With his V Scholar award, Fong’s research will focus on a protein called TRIM28, which is found at high levels in castration-resistant prostate cancer. Fong's lab has discovered that TRIM28 promotes the growth of cancer cells by activating a specific oncogene. Fong’s project will work to better understand the role of TRIM28 — paving the way for development of new drugs that could help to stop the growth of cancer cells and overcome cancer drug resistance.  

Rellinger, a pediatric surgeon and researcher at the Kentucky Children’s Hospital, is investigating new strategies for treating neuroblastomas. Neuroblastomas most commonly occur in infants and toddlers and account for 15% of all childhood cancer deaths. 

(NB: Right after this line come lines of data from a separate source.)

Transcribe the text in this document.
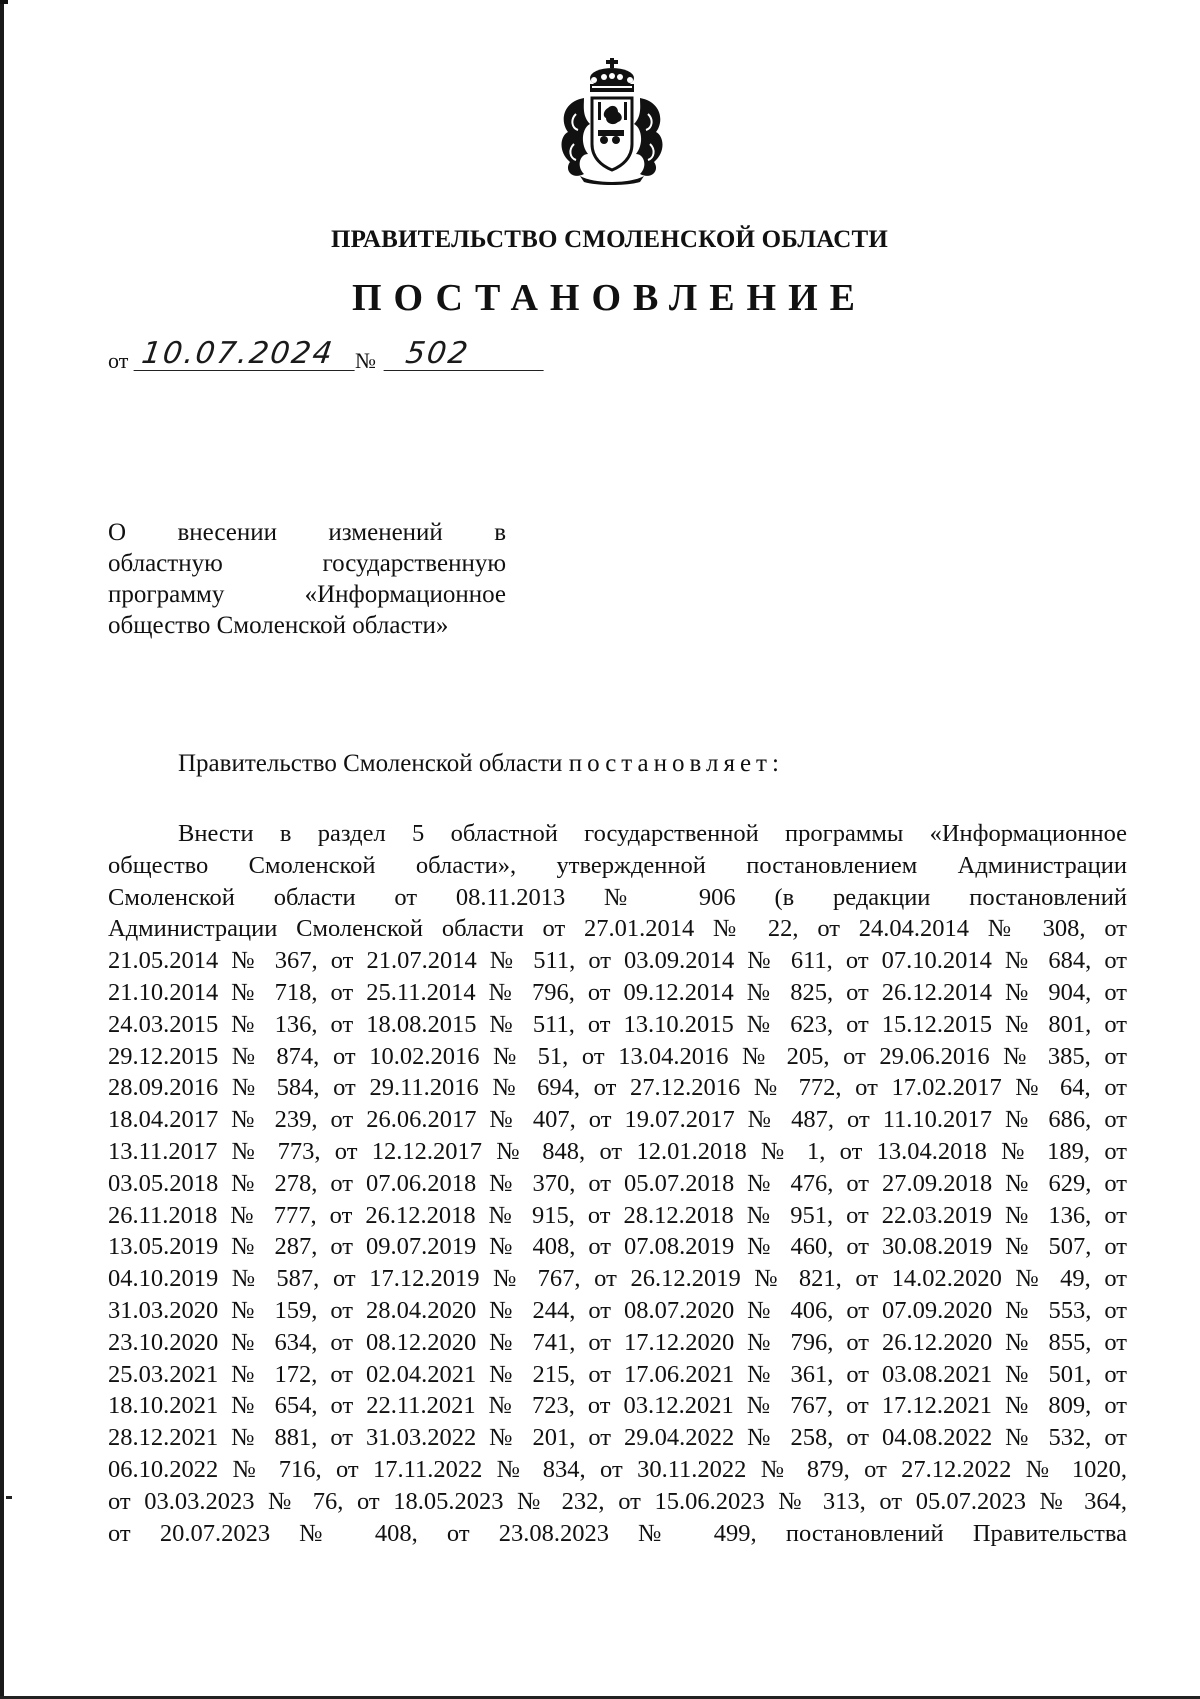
ПРАВИТЕЛЬСТВО СМОЛЕНСКОЙ ОБЛАСТИ
ПОСТАНОВЛЕНИЕ
от 10.07.2024 № 502
О внесении изменений в
областную государственную
программу «Информационное
общество Смоленской области»
Правительство Смоленской области постановляет:
Внести в раздел 5 областной государственной программы «Информационное
общество Смоленской области», утвержденной постановлением Администрации
Смоленской области от 08.11.2013 № 906 (в редакции постановлений
Администрации Смоленской области от 27.01.2014 № 22, от 24.04.2014 № 308, от
21.05.2014 № 367, от 21.07.2014 № 511, от 03.09.2014 № 611, от 07.10.2014 № 684, от
21.10.2014 № 718, от 25.11.2014 № 796, от 09.12.2014 № 825, от 26.12.2014 № 904, от
24.03.2015 № 136, от 18.08.2015 № 511, от 13.10.2015 № 623, от 15.12.2015 № 801, от
29.12.2015 № 874, от 10.02.2016 № 51, от 13.04.2016 № 205, от 29.06.2016 № 385, от
28.09.2016 № 584, от 29.11.2016 № 694, от 27.12.2016 № 772, от 17.02.2017 № 64, от
18.04.2017 № 239, от 26.06.2017 № 407, от 19.07.2017 № 487, от 11.10.2017 № 686, от
13.11.2017 № 773, от 12.12.2017 № 848, от 12.01.2018 № 1, от 13.04.2018 № 189, от
03.05.2018 № 278, от 07.06.2018 № 370, от 05.07.2018 № 476, от 27.09.2018 № 629, от
26.11.2018 № 777, от 26.12.2018 № 915, от 28.12.2018 № 951, от 22.03.2019 № 136, от
13.05.2019 № 287, от 09.07.2019 № 408, от 07.08.2019 № 460, от 30.08.2019 № 507, от
04.10.2019 № 587, от 17.12.2019 № 767, от 26.12.2019 № 821, от 14.02.2020 № 49, от
31.03.2020 № 159, от 28.04.2020 № 244, от 08.07.2020 № 406, от 07.09.2020 № 553, от
23.10.2020 № 634, от 08.12.2020 № 741, от 17.12.2020 № 796, от 26.12.2020 № 855, от
25.03.2021 № 172, от 02.04.2021 № 215, от 17.06.2021 № 361, от 03.08.2021 № 501, от
18.10.2021 № 654, от 22.11.2021 № 723, от 03.12.2021 № 767, от 17.12.2021 № 809, от
28.12.2021 № 881, от 31.03.2022 № 201, от 29.04.2022 № 258, от 04.08.2022 № 532, от
06.10.2022 № 716, от 17.11.2022 № 834, от 30.11.2022 № 879, от 27.12.2022 № 1020,
от 03.03.2023 № 76, от 18.05.2023 № 232, от 15.06.2023 № 313, от 05.07.2023 № 364,
от 20.07.2023 № 408, от 23.08.2023 № 499, постановлений Правительства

Rellinger’s V Scholar Award will investigate the role of fucose, a type of sugar present in cells, which seems to be important for recruiting certain immune cells called monocytes that could help fight cancer. Rellinger’s study will explore how the level of fucose on neuroblastoma cells affects the recruitment and behavior of monocytes. This research aims to understand how fucose might play a role in the cancer's resistance to treatment and ultimately improve how we treat neuroblastoma. 

The V Foundation for Cancer Research was founded by ESPN and legendary basketball coach Jim Valvano. Since its formation in 1993, the V Foundation has awarded over $310 million in cancer research grants nationwide. Grants are awarded to innovative researchers with the most cutting-edge ideas on how to improve cancer diagnosis methods, prevent cancer recurrences or defeat cancer.